In order to help facilitate this break out, nature introduced a stimulant. It comes in the form of testosterone, which increases adrenalin, and the boy expresses this chemical change in his ‘attitude.’ ‘Attitude’ takes the form of anti-social behaviour—adrenalin fuelled stupidity, in our eyes. This causes friction and disharmony with the parents. It lessens the force field, and enables him to break free. He is then able to seek his true identity, his peers and role models. It is the responsibility of the wider community, not just the family, to help him at this time. The young man will need assistance, guidance, and reminding that he’s not the first, nor the last, to behave this way.
New rites
If we have learned one thing recently, it is, our crisis-strewn culture has been proven to be woefully inadequate.

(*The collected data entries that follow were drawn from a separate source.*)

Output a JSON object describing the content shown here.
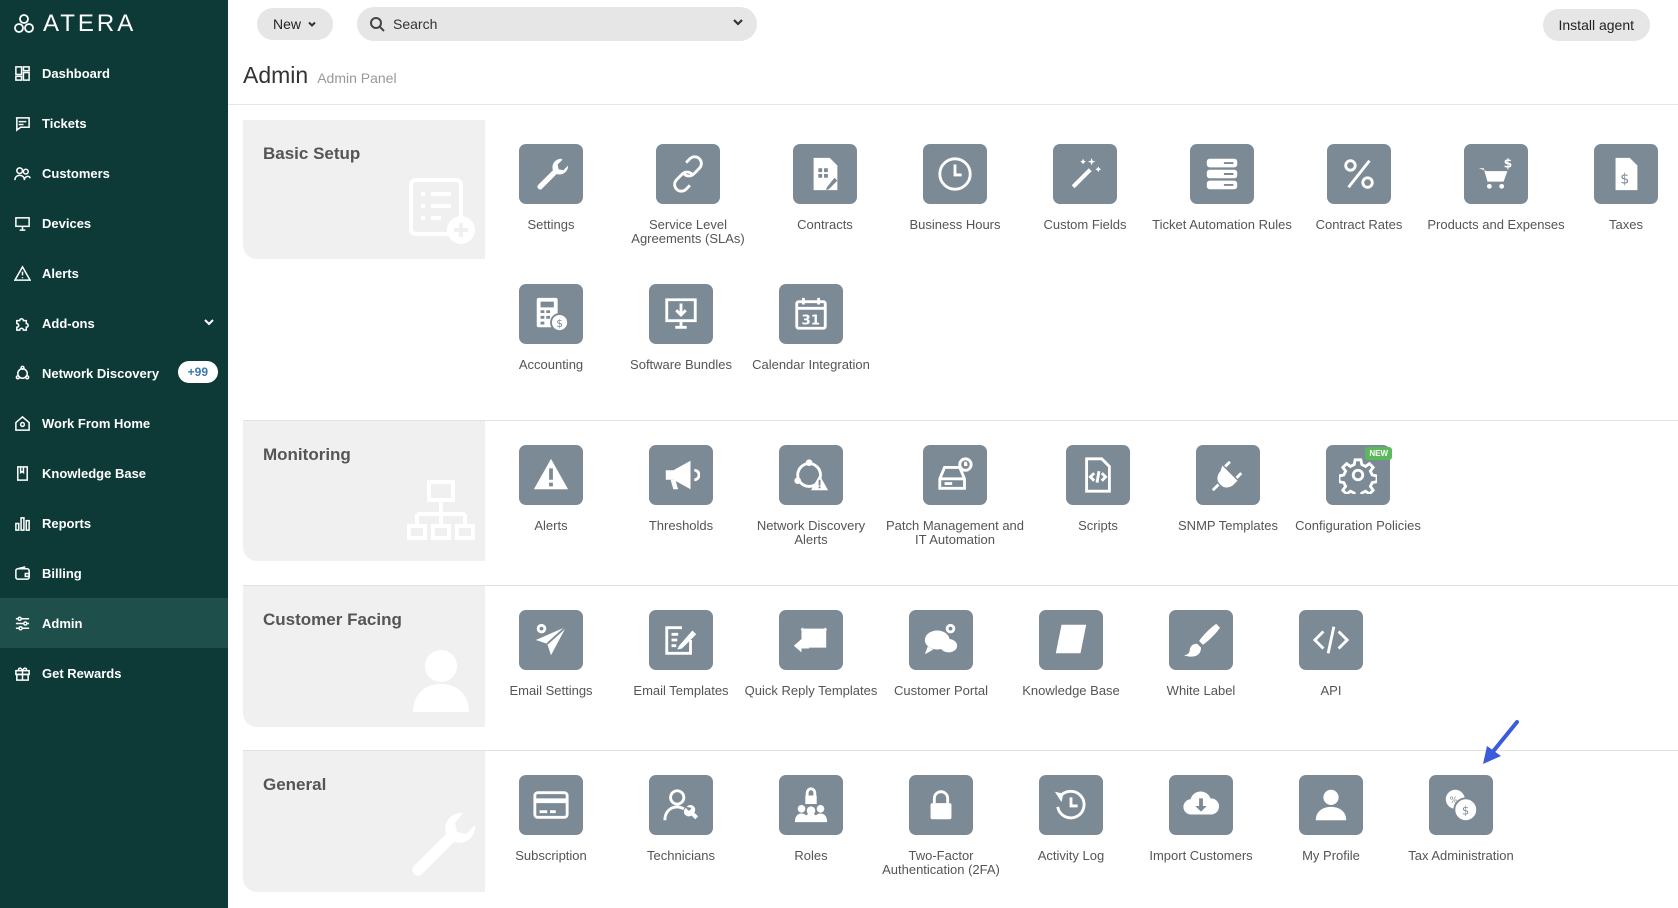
{
  "brand": {
    "name": "ATERA"
  },
  "sidebar": {
    "items": [
      {
        "label": "Dashboard",
        "icon": "dashboard-icon"
      },
      {
        "label": "Tickets",
        "icon": "ticket-icon"
      },
      {
        "label": "Customers",
        "icon": "customers-icon"
      },
      {
        "label": "Devices",
        "icon": "monitor-icon"
      },
      {
        "label": "Alerts",
        "icon": "warning-icon"
      },
      {
        "label": "Add-ons",
        "icon": "puzzle-icon"
      },
      {
        "label": "Network Discovery",
        "icon": "network-icon",
        "badge": "+99"
      },
      {
        "label": "Work From Home",
        "icon": "home-icon"
      },
      {
        "label": "Knowledge Base",
        "icon": "book-icon"
      },
      {
        "label": "Reports",
        "icon": "bar-chart-icon"
      },
      {
        "label": "Billing",
        "icon": "wallet-icon"
      },
      {
        "label": "Admin",
        "icon": "sliders-icon",
        "active": true
      },
      {
        "label": "Get Rewards",
        "icon": "gift-icon"
      }
    ]
  },
  "topbar": {
    "new_label": "New",
    "search_placeholder": "Search",
    "install_label": "Install agent"
  },
  "header": {
    "title": "Admin",
    "subtitle": "Admin Panel"
  },
  "sections": {
    "basic": {
      "title": "Basic Setup",
      "tiles": [
        "Settings",
        "Service Level Agreements (SLAs)",
        "Contracts",
        "Business Hours",
        "Custom Fields",
        "Ticket Automation Rules",
        "Contract Rates",
        "Products and Expenses",
        "Taxes",
        "Accounting",
        "Software Bundles",
        "Calendar Integration"
      ]
    },
    "monitoring": {
      "title": "Monitoring",
      "tiles": [
        "Alerts",
        "Thresholds",
        "Network Discovery Alerts",
        "Patch Management and IT Automation",
        "Scripts",
        "SNMP Templates",
        "Configuration Policies"
      ],
      "new_badge": "NEW"
    },
    "customer": {
      "title": "Customer Facing",
      "tiles": [
        "Email Settings",
        "Email Templates",
        "Quick Reply Templates",
        "Customer Portal",
        "Knowledge Base",
        "White Label",
        "API"
      ]
    },
    "general": {
      "title": "General",
      "tiles": [
        "Subscription",
        "Technicians",
        "Roles",
        "Two-Factor Authentication (2FA)",
        "Activity Log",
        "Import Customers",
        "My Profile",
        "Tax Administration"
      ]
    }
  },
  "colors": {
    "sidebar_bg": "#0d3a36",
    "tile_bg": "#7c8a96",
    "accent": "#3b5bdb"
  }
}
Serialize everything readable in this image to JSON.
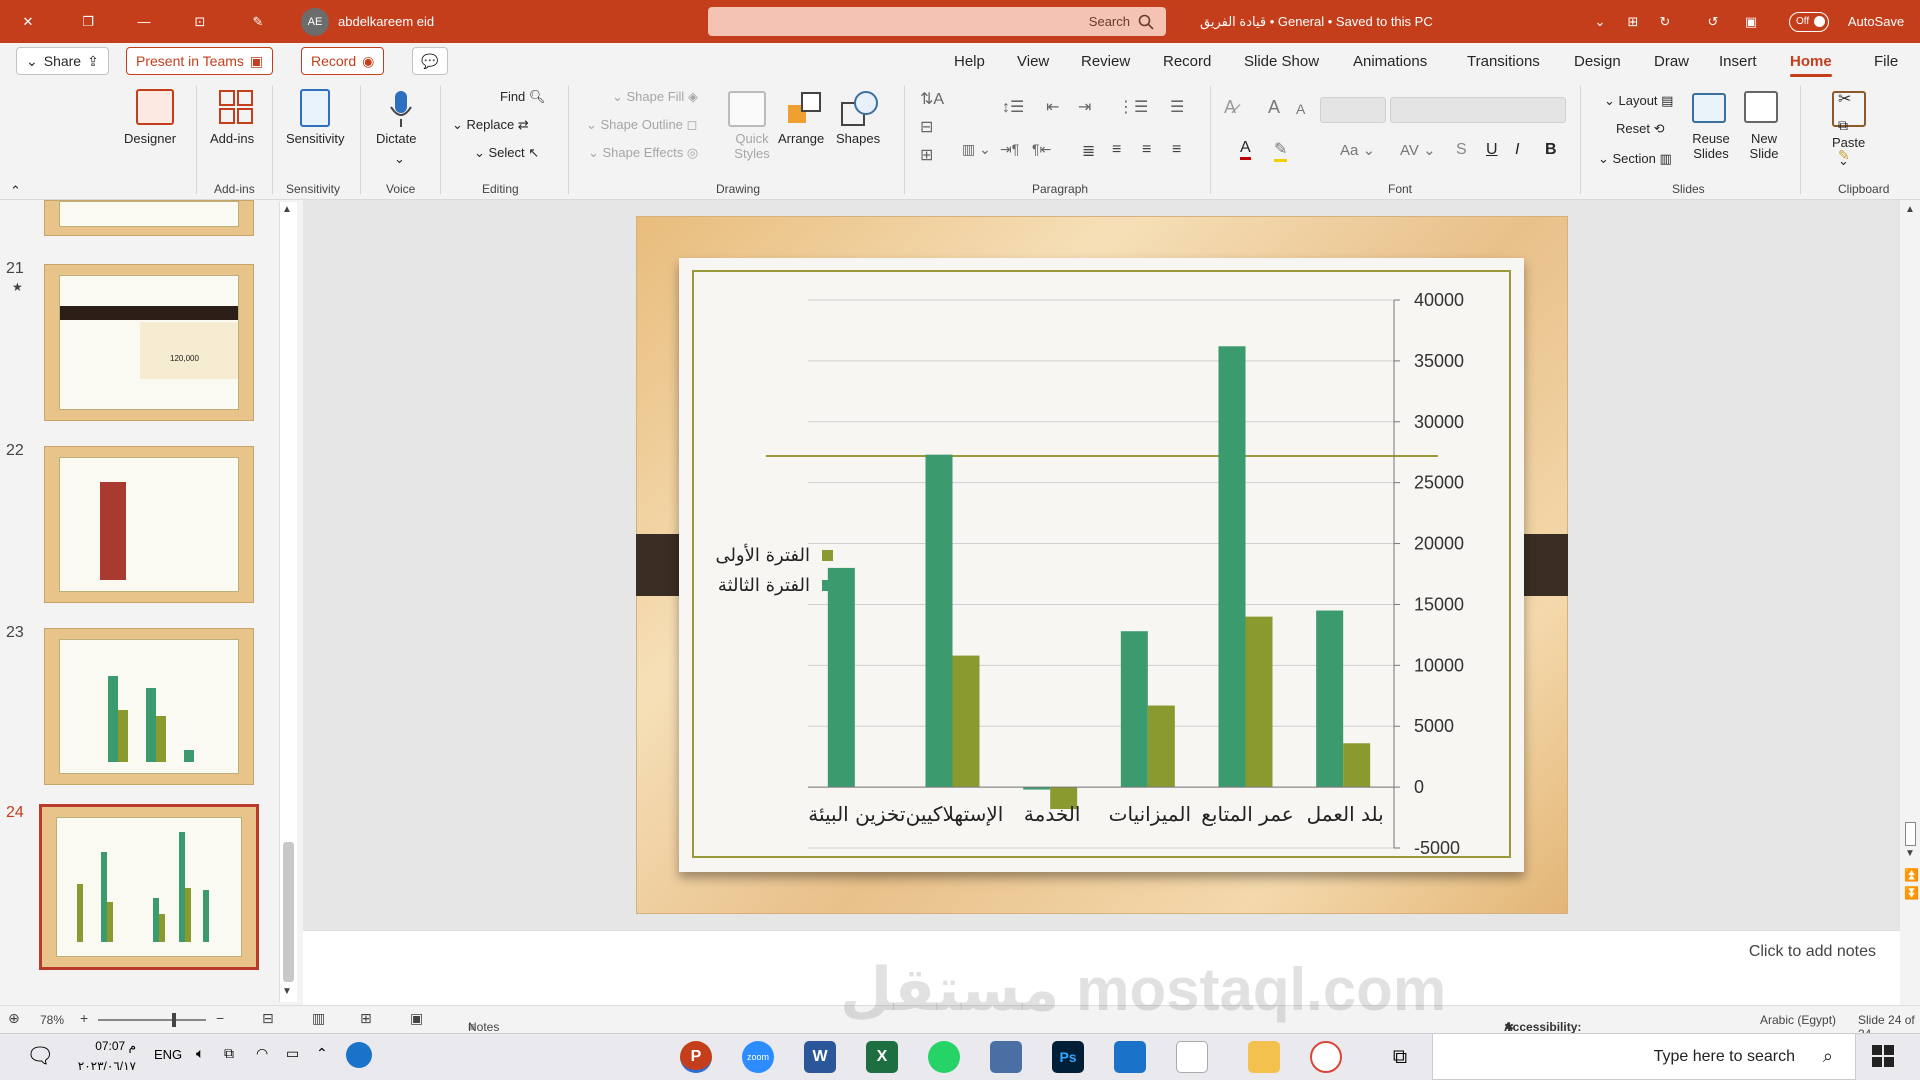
{
  "titlebar": {
    "autosave_label": "AutoSave",
    "autosave_state": "Off",
    "doc_title": "قيادة الفريق • General • Saved to this PC",
    "search_placeholder": "Search",
    "user_name": "abdelkareem eid",
    "user_initials": "AE"
  },
  "tabs": [
    "File",
    "Home",
    "Insert",
    "Draw",
    "Design",
    "Transitions",
    "Animations",
    "Slide Show",
    "Record",
    "Review",
    "View",
    "Help"
  ],
  "active_tab": "Home",
  "actions": {
    "share": "Share",
    "present_teams": "Present in Teams",
    "record": "Record"
  },
  "ribbon": {
    "clipboard": {
      "group": "Clipboard",
      "paste": "Paste"
    },
    "slides": {
      "group": "Slides",
      "new_slide": "New Slide",
      "reuse_slides": "Reuse Slides",
      "layout": "Layout",
      "reset": "Reset",
      "section": "Section"
    },
    "font": {
      "group": "Font",
      "bold": "B",
      "italic": "I",
      "underline": "U",
      "strike": "S",
      "grow": "A",
      "shrink": "A"
    },
    "paragraph": {
      "group": "Paragraph"
    },
    "drawing": {
      "group": "Drawing",
      "shapes": "Shapes",
      "arrange": "Arrange",
      "quick_styles": "Quick Styles",
      "shape_fill": "Shape Fill",
      "shape_outline": "Shape Outline",
      "shape_effects": "Shape Effects"
    },
    "editing": {
      "group": "Editing",
      "find": "Find",
      "replace": "Replace",
      "select": "Select"
    },
    "voice": {
      "group": "Voice",
      "dictate": "Dictate"
    },
    "sensitivity": {
      "group": "Sensitivity",
      "label": "Sensitivity"
    },
    "addins": {
      "group": "Add-ins",
      "label": "Add-ins"
    },
    "designer": {
      "label": "Designer"
    }
  },
  "thumbnails": [
    {
      "num": "21",
      "price": "120,000"
    },
    {
      "num": "22"
    },
    {
      "num": "23"
    },
    {
      "num": "24"
    }
  ],
  "chart_data": {
    "type": "bar",
    "categories": [
      "بلد العمل",
      "عمر المتابع",
      "الميزانيات",
      "الخدمة",
      "الإستهلاكيين",
      "تخزين البيئة"
    ],
    "series": [
      {
        "name": "الفترة الثالثة",
        "color": "#3b9a6e",
        "values": [
          14500,
          36200,
          12800,
          -200,
          27300,
          18000
        ]
      },
      {
        "name": "الفترة الأولى",
        "color": "#8b9a2e",
        "values": [
          3600,
          14000,
          6700,
          -1800,
          10800,
          0
        ]
      }
    ],
    "yticks": [
      "40000",
      "35000",
      "30000",
      "25000",
      "20000",
      "15000",
      "10000",
      "5000",
      "0",
      "-5000"
    ],
    "ylim": [
      -5000,
      40000
    ],
    "grid": true,
    "legend_position": "left"
  },
  "notes_placeholder": "Click to add notes",
  "status": {
    "slide_info": "Slide 24 of 24",
    "language": "Arabic (Egypt)",
    "accessibility": "Accessibility: Investigate",
    "notes": "Notes",
    "zoom": "78%"
  },
  "taskbar": {
    "search_placeholder": "Type here to search",
    "lang": "ENG",
    "time": "07:07 م",
    "date": "٢٠٢٣/٠٦/١٧"
  },
  "watermark": "مستقل mostaql.com"
}
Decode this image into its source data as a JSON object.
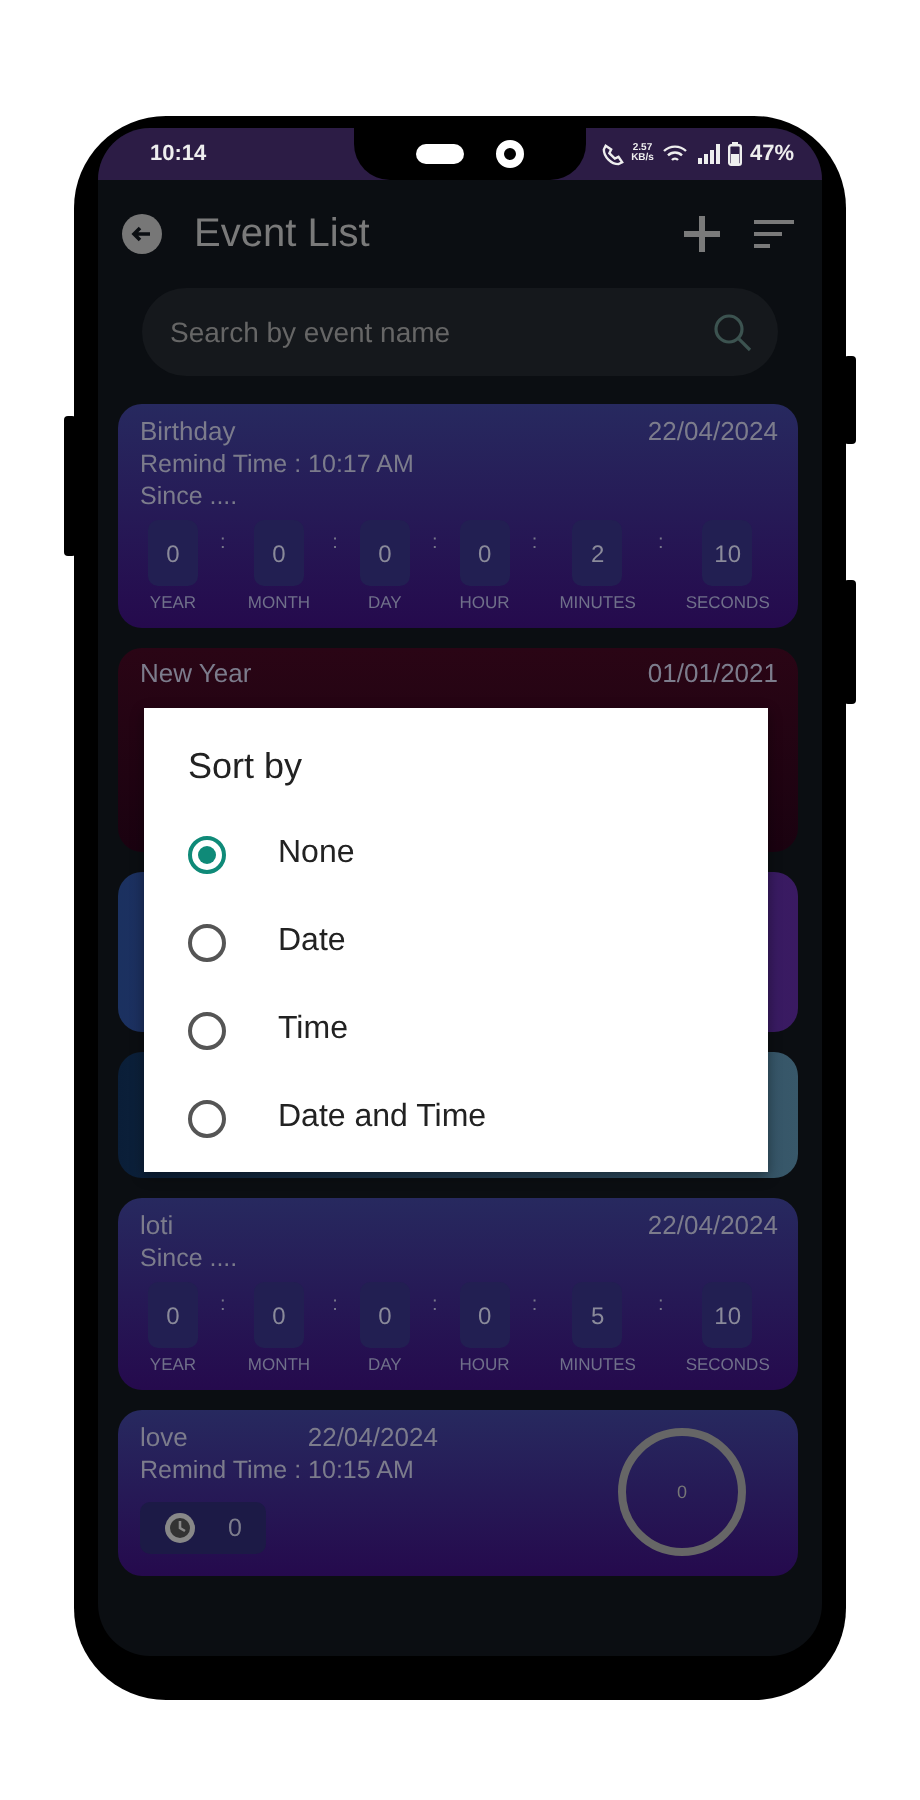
{
  "status_bar": {
    "time": "10:14",
    "speed_value": "2.57",
    "speed_unit": "KB/s",
    "battery": "47%"
  },
  "header": {
    "title": "Event List"
  },
  "search": {
    "placeholder": "Search by event name"
  },
  "events": [
    {
      "kind": "countdown",
      "title": "Birthday",
      "date": "22/04/2024",
      "remind": "Remind Time : 10:17 AM",
      "since": "Since ....",
      "separator": ":",
      "units": [
        {
          "value": "0",
          "label": "YEAR"
        },
        {
          "value": "0",
          "label": "MONTH"
        },
        {
          "value": "0",
          "label": "DAY"
        },
        {
          "value": "0",
          "label": "HOUR"
        },
        {
          "value": "2",
          "label": "MINUTES"
        },
        {
          "value": "10",
          "label": "SECONDS"
        }
      ]
    },
    {
      "kind": "covered",
      "title": "New Year",
      "date": "01/01/2021"
    },
    {
      "kind": "covered"
    },
    {
      "kind": "covered"
    },
    {
      "kind": "countdown",
      "title": "loti",
      "date": "22/04/2024",
      "since": "Since ....",
      "separator": ":",
      "units": [
        {
          "value": "0",
          "label": "YEAR"
        },
        {
          "value": "0",
          "label": "MONTH"
        },
        {
          "value": "0",
          "label": "DAY"
        },
        {
          "value": "0",
          "label": "HOUR"
        },
        {
          "value": "5",
          "label": "MINUTES"
        },
        {
          "value": "10",
          "label": "SECONDS"
        }
      ]
    },
    {
      "kind": "timer",
      "title": "love",
      "date": "22/04/2024",
      "remind": "Remind Time : 10:15 AM",
      "counter": "0",
      "ring": "0"
    }
  ],
  "dialog": {
    "title": "Sort by",
    "options": [
      {
        "label": "None",
        "selected": true
      },
      {
        "label": "Date",
        "selected": false
      },
      {
        "label": "Time",
        "selected": false
      },
      {
        "label": "Date and Time",
        "selected": false
      }
    ]
  }
}
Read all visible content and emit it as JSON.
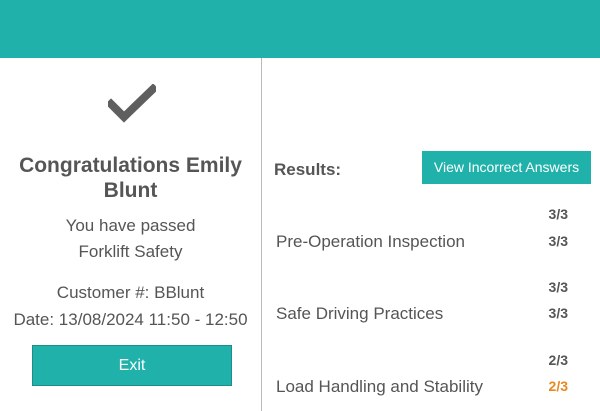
{
  "summary": {
    "congrats_line1": "Congratulations Emily",
    "congrats_line2": "Blunt",
    "passed_line1": "You have passed",
    "passed_line2": "Forklift Safety",
    "customer": "Customer #: BBlunt",
    "date": "Date: 13/08/2024 11:50 - 12:50",
    "exit_label": "Exit",
    "check_icon": "checkmark-icon"
  },
  "results": {
    "label": "Results:",
    "view_incorrect_label": "View Incorrect Answers",
    "sections": [
      {
        "name": "Pre-Operation Inspection",
        "score_top": "3/3",
        "score_bottom": "3/3",
        "score_bottom_color": "#555555"
      },
      {
        "name": "Safe Driving Practices",
        "score_top": "3/3",
        "score_bottom": "3/3",
        "score_bottom_color": "#555555"
      },
      {
        "name": "Load Handling and Stability",
        "score_top": "2/3",
        "score_bottom": "2/3",
        "score_bottom_color": "#e8891e"
      }
    ]
  },
  "colors": {
    "accent": "#20b2aa",
    "warning": "#e8891e",
    "text": "#555555"
  }
}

We all acknowledge we need to find more holistic and cohesive alternatives. Included in these alternatives can be the concept that our boys and young men play a positive and constructive role in the creation of a fairer society, not the present selfish, greedy one we have forced them into. We could help them with such a task, by listening to them, encouraging them to use their adrenalin and drive in this positive way. Instead of outlawing their behaviour we could be challenging them to use their adrenalin rush for positive good. That, actually, isn’t so much of a shift as it seems.
We all intuitively want to help others, to be of service to our community. Teenagers, despite their harsh exteriors, are just as willing to help and to create bridges as any of us. We need to support our fledgling men to make positive choices for the benefit of others, before they can do that they need to use their extra testosterone and adrenalin to:
- Cut the ties with their mother and close family. They need to leave home physically and mentally.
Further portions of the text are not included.